KTLN-TV (channel 68) is a television station licensed to Palo Alto, California, United States, serving the San Francisco Bay Area with programming from the classic television network Heroes & Icons. It is owned by Weigel Broadcasting alongside low-power, Class A Catchy Comedy station KAXT-CD (channel 1). The two stations share studios on Pelican Way in San Rafael, and transmitter facilities on Mount Allison.

Even though KTLN-TV is licensed as a full-power station, it shares spectrum with KAXT-CD, whose low-power broadcasting radius does not cover all of the San Francisco Bay Area. Therefore, it relies on cable and satellite carriage to reach the entire market. However, KTLN-TV shares MeTV with independent station KPYX's (channel 44) third subchannel, which has a stronger signal than KTLN.

==History==

Originally, Christian Communications of Chicagoland (then-owners of WCFC-TV, now Ion Television owned-and-operated station WCPX-TV) owned KTLN outright. It was formerly licensed to the Marin County community of Novato. CCC filed to sell the station to OTA Broadcasting, a company controlled by Michael Dell's MSD Capital, in June 2011. The sale was completed on October 6, 2011; as part of the deal, CCC continued to operate KTLN via a local marketing agreement (LMA).
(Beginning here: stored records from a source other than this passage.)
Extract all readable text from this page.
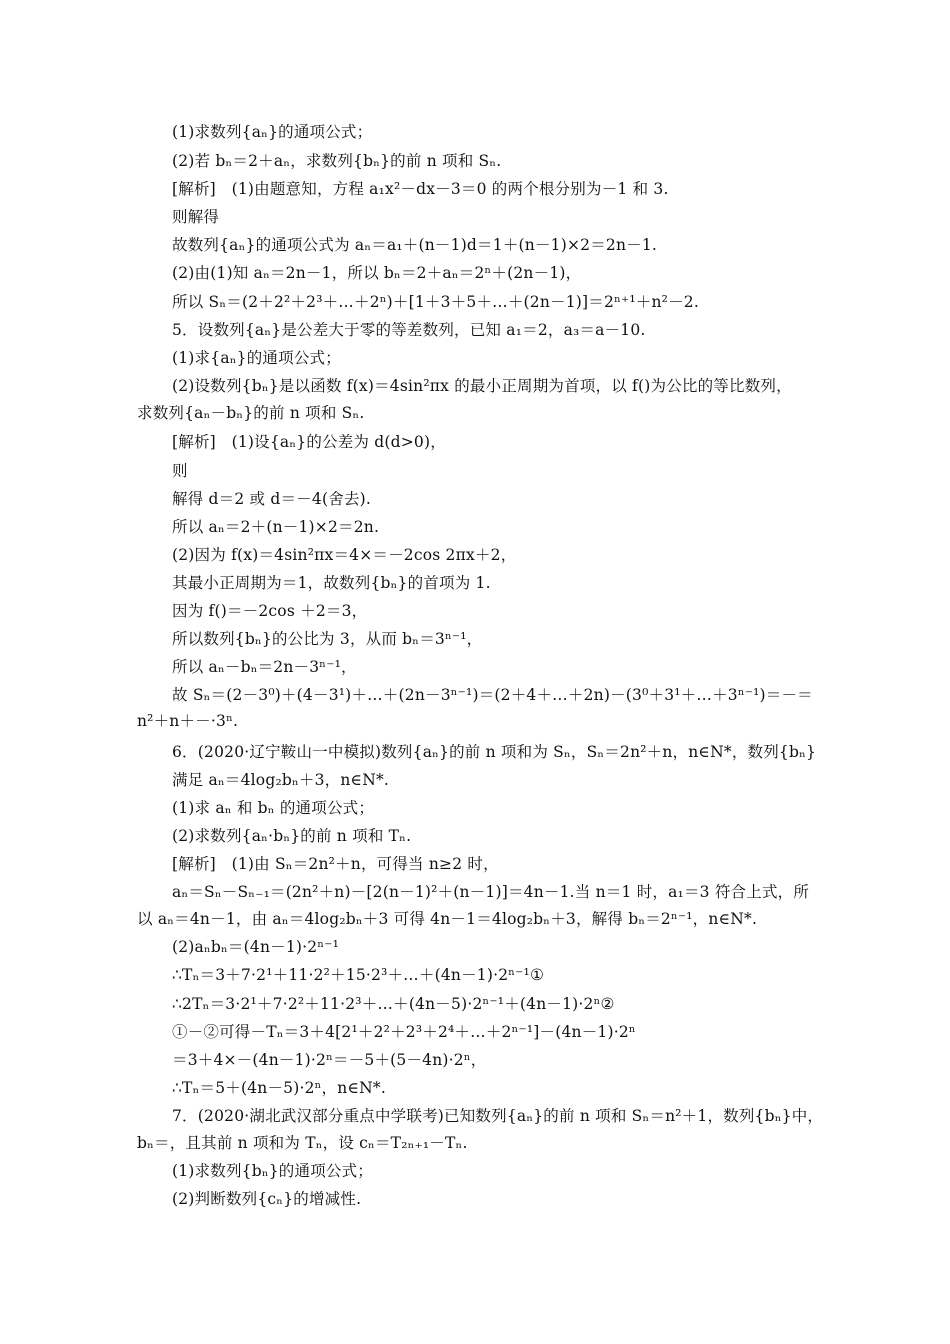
(1)求数列{aₙ}的通项公式；
(2)若 bₙ＝2＋aₙ，求数列{bₙ}的前 n 项和 Sₙ.
[解析]　(1)由题意知，方程 a₁x²－dx－3＝0 的两个根分别为－1 和 3.
则解得
故数列{aₙ}的通项公式为 aₙ＝a₁＋(n－1)d＝1＋(n－1)×2＝2n－1.
(2)由(1)知 aₙ＝2n－1，所以 bₙ＝2＋aₙ＝2ⁿ＋(2n－1)，
所以 Sₙ＝(2＋2²＋2³＋…＋2ⁿ)＋[1＋3＋5＋…＋(2n－1)]＝2ⁿ⁺¹＋n²－2.
5．设数列{aₙ}是公差大于零的等差数列，已知 a₁＝2，a₃＝a－10.
(1)求{aₙ}的通项公式；
(2)设数列{bₙ}是以函数 f(x)＝4sin²πx 的最小正周期为首项，以 f()为公比的等比数列，
求数列{aₙ－bₙ}的前 n 项和 Sₙ.
[解析]　(1)设{aₙ}的公差为 d(d>0)，
则
解得 d＝2 或 d＝－4(舍去).
所以 aₙ＝2＋(n－1)×2＝2n.
(2)因为 f(x)＝4sin²πx＝4×＝－2cos 2πx＋2，
其最小正周期为＝1，故数列{bₙ}的首项为 1.
因为 f()＝－2cos ＋2＝3，
所以数列{bₙ}的公比为 3，从而 bₙ＝3ⁿ⁻¹，
所以 aₙ－bₙ＝2n－3ⁿ⁻¹，
故 Sₙ＝(2－3⁰)＋(4－3¹)＋…＋(2n－3ⁿ⁻¹)＝(2＋4＋…＋2n)－(3⁰＋3¹＋…＋3ⁿ⁻¹)＝－＝
n²＋n＋－·3ⁿ.
6．(2020·辽宁鞍山一中模拟)数列{aₙ}的前 n 项和为 Sₙ，Sₙ＝2n²＋n，n∈N*，数列{bₙ}
满足 aₙ＝4log₂bₙ＋3，n∈N*.
(1)求 aₙ 和 bₙ 的通项公式；
(2)求数列{aₙ·bₙ}的前 n 项和 Tₙ.
[解析]　(1)由 Sₙ＝2n²＋n，可得当 n≥2 时，
aₙ＝Sₙ－Sₙ₋₁＝(2n²＋n)－[2(n－1)²＋(n－1)]＝4n－1.当 n＝1 时，a₁＝3 符合上式，所
以 aₙ＝4n－1，由 aₙ＝4log₂bₙ＋3 可得 4n－1＝4log₂bₙ＋3，解得 bₙ＝2ⁿ⁻¹，n∈N*.
(2)aₙbₙ＝(4n－1)·2ⁿ⁻¹
∴Tₙ＝3＋7·2¹＋11·2²＋15·2³＋…＋(4n－1)·2ⁿ⁻¹①
∴2Tₙ＝3·2¹＋7·2²＋11·2³＋…＋(4n－5)·2ⁿ⁻¹＋(4n－1)·2ⁿ②
①－②可得－Tₙ＝3＋4[2¹＋2²＋2³＋2⁴＋…＋2ⁿ⁻¹]－(4n－1)·2ⁿ
＝3＋4×－(4n－1)·2ⁿ＝－5＋(5－4n)·2ⁿ，
∴Tₙ＝5＋(4n－5)·2ⁿ，n∈N*.
7．(2020·湖北武汉部分重点中学联考)已知数列{aₙ}的前 n 项和 Sₙ＝n²＋1，数列{bₙ}中，
bₙ＝，且其前 n 项和为 Tₙ，设 cₙ＝T₂ₙ₊₁－Tₙ.
(1)求数列{bₙ}的通项公式；
(2)判断数列{cₙ}的增减性.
Weigel Broadcasting agreed to acquire KTLN-TV and KAXT-CD, along with KVOS-TV and KFFV in Seattle, from OTA Broadcasting in a $23.2 million deal on October 18, 2017. The station was temporarily off the air as of June 2018.

The station sale to Weigel was completed on April 15, 2019. At midnight on April 17, KTLN returned on the air carrying high definition signals of Heroes & Icons on 68.1, and MeTV on 68.2.

==Technical information==
===Subchannels===

Subchannel of KAXT-CD and KTLN-TV
| License | Channel | Res. | Short name | Programming |
| KAXT-CD | 1.2 | 480i | KAXT-SD | Catchy Comedy |
| KTLN-TV | 68.1 | 720p | KTLN-HD | Heroes & Icons |
| 68.2 | MeTV | MeTV |
| 68.3 | 480i | Story | Story Television |
| 68.4 | MeTV+ | MeTV+ |
| 68.5 | Quest | Quest |
| 68.6 | TOONS | MeTV Toons |
| 68.7 | WEST | WEST |

===Analog-to-digital conversion===
KTLN-TV shut down its analog signal, over UHF channel 68, on June 12, 2009, as part of the federally mandated transition from analog to digital television. The station's digital signal remained on its pre-transition UHF channel 47, using virtual channel 68.